Zusammen mit dem Gesundheits- und Krankenpfleger Alexander Jorde durfte sie den Preis auf der Bühne entgegennehmen – das Publikum habe jedoch verhalten reagiert, was laut Böhler in der Fernsehaufzeichnung zurechtgeschnitten worden sei. Über den roten Teppich sei man „wie zwei Hunde gejagt“ worden; worum es eigentlich gehen sollte, sei kaum noch thematisiert worden. „Ein unangenehmer Abend“, blickt Böhler heute zurück.
Die Pflegeaktivistin sprach auch viel über den alltäglichen Hass von Menschen, „die ich nicht kenne“.
Auslöser seien Äußerungen zur Impfung beziehungsweise Impflicht im medizinischen Sektor während der Corona-Zeit gewesen, die von manchen Menschen (auch bewusst) fehlinterpretiert worden seien. In der Folge sei der Hass über sie hereingebrochen: Menschen hätten sie bis an ihren Arbeitsplatz verfolgt, sie belästigt und vor ihr ausgespuckt. Auch zu Hause sei sie aufgesucht worden, ihr Auto sei zerkratzt worden. „Das macht etwas mit einem.“ Zu diesem Zeitpunkt seien ihre beiden Kinder noch klein gewesen.

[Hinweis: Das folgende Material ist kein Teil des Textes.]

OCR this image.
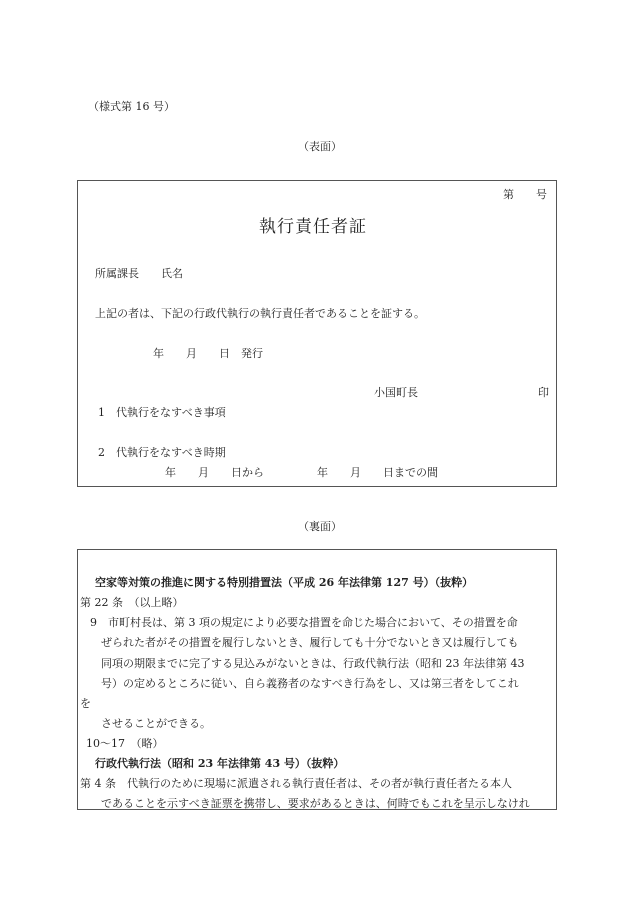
（様式第 16 号）
（表面）
第　　号
執行責任者証
所属課長　　氏名
上記の者は、下記の行政代執行の執行責任者であることを証する。
年　　月　　日　発行
小国町長	印
1　代執行をなすべき事項
2　代執行をなすべき時期
年　　月　　日から	年　　月　　日までの間
（裏面）
空家等対策の推進に関する特別措置法（平成 26 年法律第 127 号）（抜粋）
第 22 条　（以上略）
9　市町村長は、第 3 項の規定により必要な措置を命じた場合において、その措置を命
ぜられた者がその措置を履行しないとき、履行しても十分でないとき又は履行しても
同項の期限までに完了する見込みがないときは、行政代執行法（昭和 23 年法律第 43
号）の定めるところに従い、自ら義務者のなすべき行為をし、又は第三者をしてこれ
を
させることができる。
10〜17　（略）
行政代執行法（昭和 23 年法律第 43 号）（抜粋）
第 4 条　代執行のために現場に派遣される執行責任者は、その者が執行責任者たる本人
であることを示すべき証票を携帯し、要求があるときは、何時でもこれを呈示しなけれ
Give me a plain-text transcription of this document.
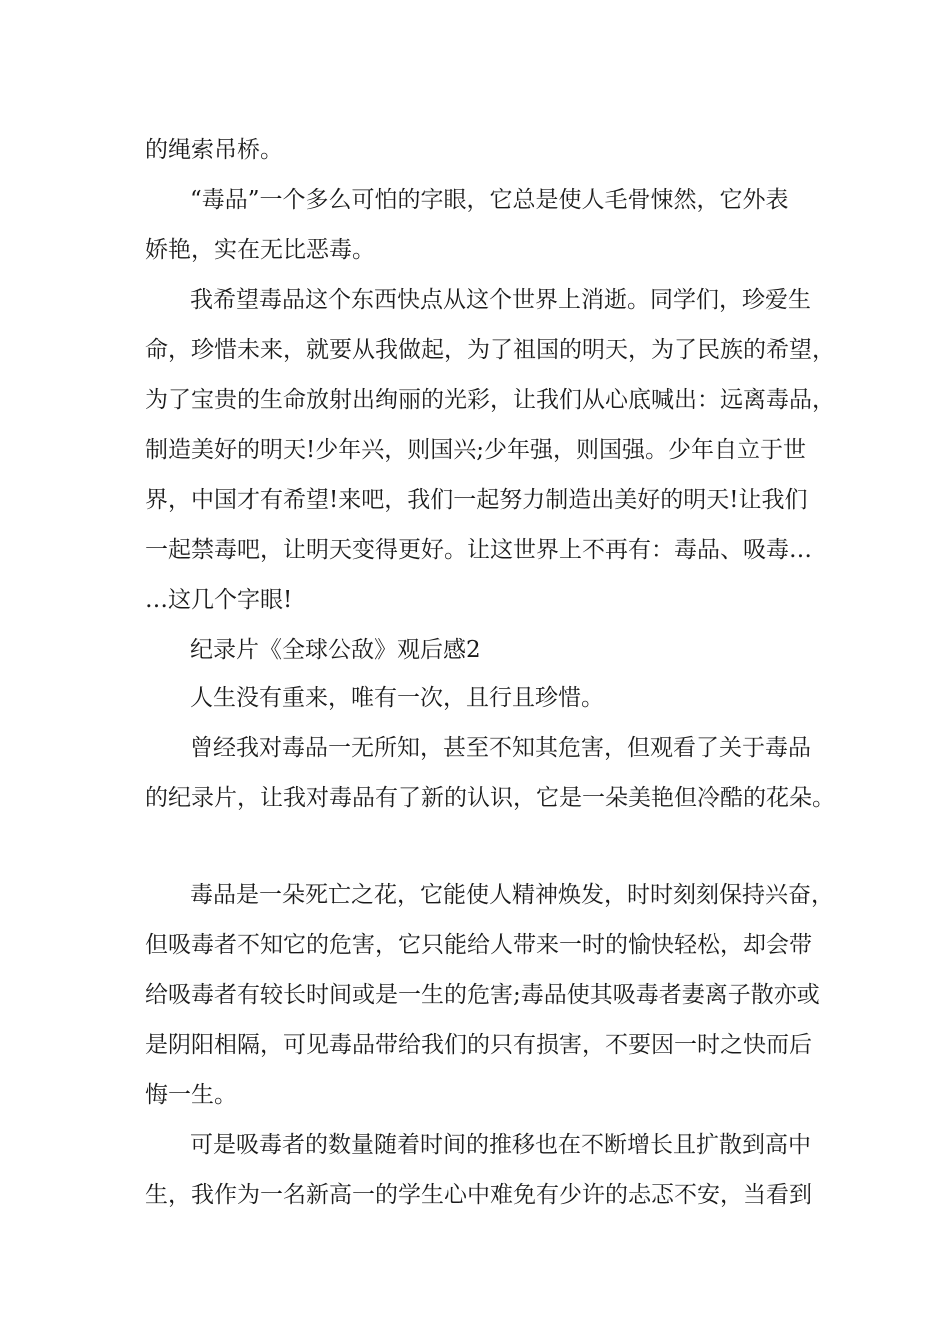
的绳索吊桥。
“毒品”一个多么可怕的字眼，它总是使人毛骨悚然，它外表
娇艳，实在无比恶毒。
我希望毒品这个东西快点从这个世界上消逝。同学们，珍爱生
命，珍惜未来，就要从我做起，为了祖国的明天，为了民族的希望，
为了宝贵的生命放射出绚丽的光彩，让我们从心底喊出：远离毒品，
制造美好的明天!少年兴，则国兴;少年强，则国强。少年自立于世
界，中国才有希望!来吧，我们一起努力制造出美好的明天!让我们
一起禁毒吧，让明天变得更好。让这世界上不再有：毒品、吸毒…
…这几个字眼!
纪录片《全球公敌》观后感2
人生没有重来，唯有一次，且行且珍惜。
曾经我对毒品一无所知，甚至不知其危害，但观看了关于毒品
的纪录片，让我对毒品有了新的认识，它是一朵美艳但冷酷的花朵。
毒品是一朵死亡之花，它能使人精神焕发，时时刻刻保持兴奋，
但吸毒者不知它的危害，它只能给人带来一时的愉快轻松，却会带
给吸毒者有较长时间或是一生的危害;毒品使其吸毒者妻离子散亦或
是阴阳相隔，可见毒品带给我们的只有损害，不要因一时之快而后
悔一生。
可是吸毒者的数量随着时间的推移也在不断增长且扩散到高中
生，我作为一名新高一的学生心中难免有少许的忐忑不安，当看到
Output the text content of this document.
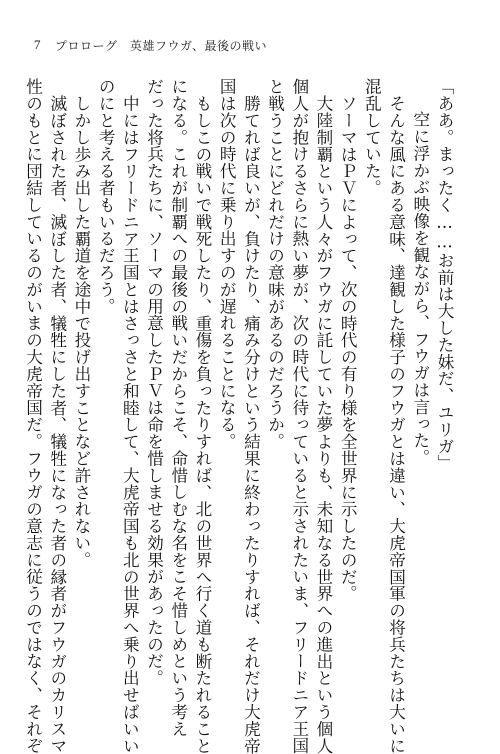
7 プロローグ　英雄フウガ、最後の戦い
「ああ。まったく……お前は大した妹だ、ユリガ」
空に浮かぶ映像を観ながら、フウガは言った。
そんな風にある意味、達観した様子のフウガとは違い、大虎帝国軍の将兵たちは大いに
混乱していた。
ソーマはＰＶによって、次の時代の有り様を全世界に示したのだ。
大陸制覇という人々がフウガに託していた夢よりも、未知なる世界への進出という個人
個人が抱けるさらに熱い夢が、次の時代に待っていると示されたいま、フリードニア王国
と戦うことにどれだけの意味があるのだろうか。
勝てれば良いが、負けたり、痛み分けという結果に終わったりすれば、それだけ大虎帝
国は次の時代に乗り出すのが遅れることになる。
もしこの戦いで戦死したり、重傷を負ったりすれば、北の世界へ行く道も断たれること
になる。これが制覇への最後の戦いだからこそ、命惜しむな名をこそ惜しめという考え
だった将兵たちに、ソーマの用意したＰＶは命を惜しませる効果があったのだ。
中にはフリードニア王国とはさっさと和睦して、大虎帝国も北の世界へ乗り出せばいい
のにと考える者もいるだろう。
しかし歩み出した覇道を途中で投げ出すことなど許されない。
滅ぼされた者、滅ぼした者、犠牲にした者、犠牲になった者の縁者がフウガのカリスマ
性のもとに団結しているのがいまの大虎帝国だ。フウガの意志に従うのではなく、それぞ
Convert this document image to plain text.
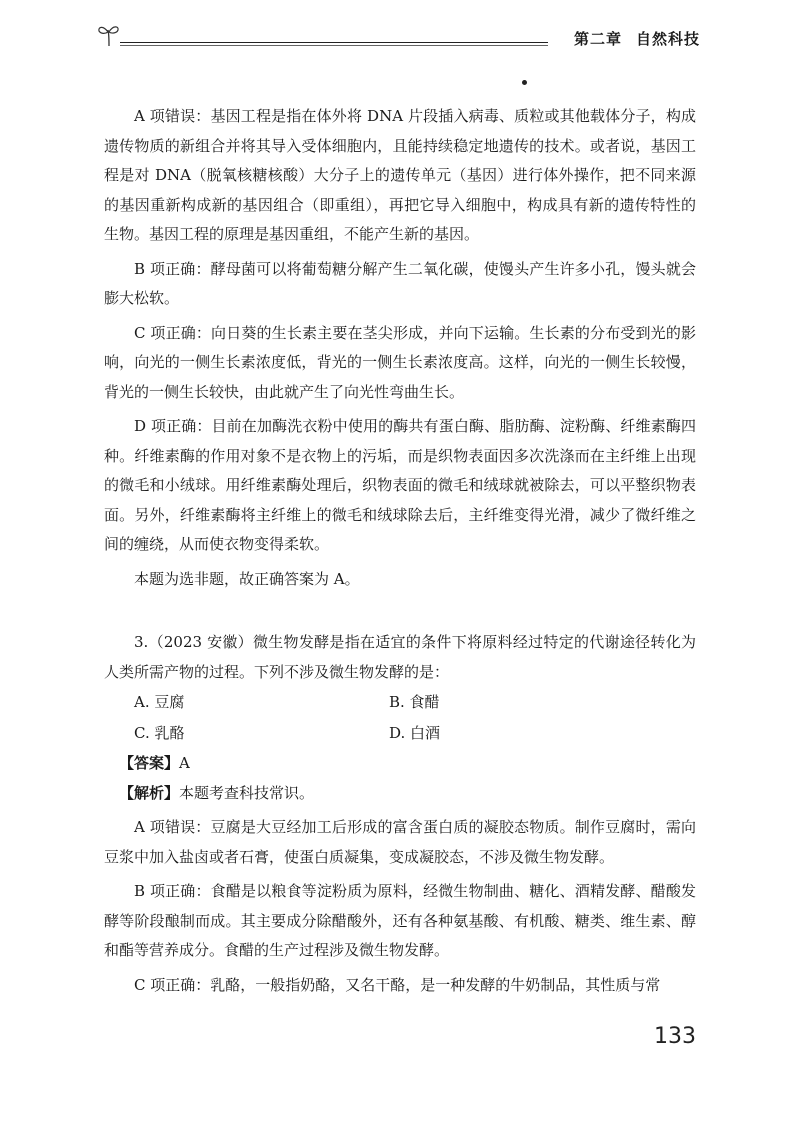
第二章 自然科技

A 项错误：基因工程是指在体外将 DNA 片段插入病毒、质粒或其他载体分子，构成遗传物质的新组合并将其导入受体细胞内，且能持续稳定地遗传的技术。或者说，基因工程是对 DNA（脱氧核糖核酸）大分子上的遗传单元（基因）进行体外操作，把不同来源的基因重新构成新的基因组合（即重组），再把它导入细胞中，构成具有新的遗传特性的生物。基因工程的原理是基因重组，不能产生新的基因。

B 项正确：酵母菌可以将葡萄糖分解产生二氧化碳，使馒头产生许多小孔，馒头就会膨大松软。

C 项正确：向日葵的生长素主要在茎尖形成，并向下运输。生长素的分布受到光的影响，向光的一侧生长素浓度低，背光的一侧生长素浓度高。这样，向光的一侧生长较慢，背光的一侧生长较快，由此就产生了向光性弯曲生长。

D 项正确：目前在加酶洗衣粉中使用的酶共有蛋白酶、脂肪酶、淀粉酶、纤维素酶四种。纤维素酶的作用对象不是衣物上的污垢，而是织物表面因多次洗涤而在主纤维上出现的微毛和小绒球。用纤维素酶处理后，织物表面的微毛和绒球就被除去，可以平整织物表面。另外，纤维素酶将主纤维上的微毛和绒球除去后，主纤维变得光滑，减少了微纤维之间的缠绕，从而使衣物变得柔软。

本题为选非题，故正确答案为 A。

3.（2023 安徽）微生物发酵是指在适宜的条件下将原料经过特定的代谢途径转化为人类所需产物的过程。下列不涉及微生物发酵的是：

A. 豆腐	B. 食醋
C. 乳酪	D. 白酒

【答案】A

【解析】本题考查科技常识。

A 项错误：豆腐是大豆经加工后形成的富含蛋白质的凝胶态物质。制作豆腐时，需向豆浆中加入盐卤或者石膏，使蛋白质凝集，变成凝胶态，不涉及微生物发酵。

B 项正确：食醋是以粮食等淀粉质为原料，经微生物制曲、糖化、酒精发酵、醋酸发酵等阶段酿制而成。其主要成分除醋酸外，还有各种氨基酸、有机酸、糖类、维生素、醇和酯等营养成分。食醋的生产过程涉及微生物发酵。

C 项正确：乳酪，一般指奶酪，又名干酪，是一种发酵的牛奶制品，其性质与常

133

Schließlich habe sie sich professionelle Hilfe gesucht, sich aus der Öffentlichkeit zurückgezogen und ihre Prioritäten neu geordnet. „Ich habe nicht mehr den Anspruch, diese Welt zu retten“, sagte Böhler. Auf Social Media sei sie weiterhin präsent, weil es ein wichtiger Zugangsweg für ihre Themen sei. Dafür lehne sie jedoch viele Talkshow-Anfragen ab. „Ich muss nicht mehr alles machen.“ Lieber gehe sie zu Lesungen an Schulen und in Ausbildungseinrichtungen.
Denn trotz der widrigen Umstände – auch das machte Böhler klar – liebe sie ihren Beruf. Nach der Lesung beantwortete Franziska Böhler noch Fragen aus dem Publikum und zeigte sich sichtlich gerührt über die anerkennenden Worte einer Frau, ebenfalls im medizinischen Bereich tätig, für die Böhlers öffentliches Engagement gerade während der Corona-Zeit ein wichtiger Rückhalt gewesen sei.
Mit sich selbst, so Böhler abschließend, sei sie inzwischen im Reinen: „Ich bin dabei, meine Kraft zurückzugewinnen und wieder das Gute zu sehen.“ Dafür war ihr der wohlwollende Applaus des Walldorfer Publikums sicher.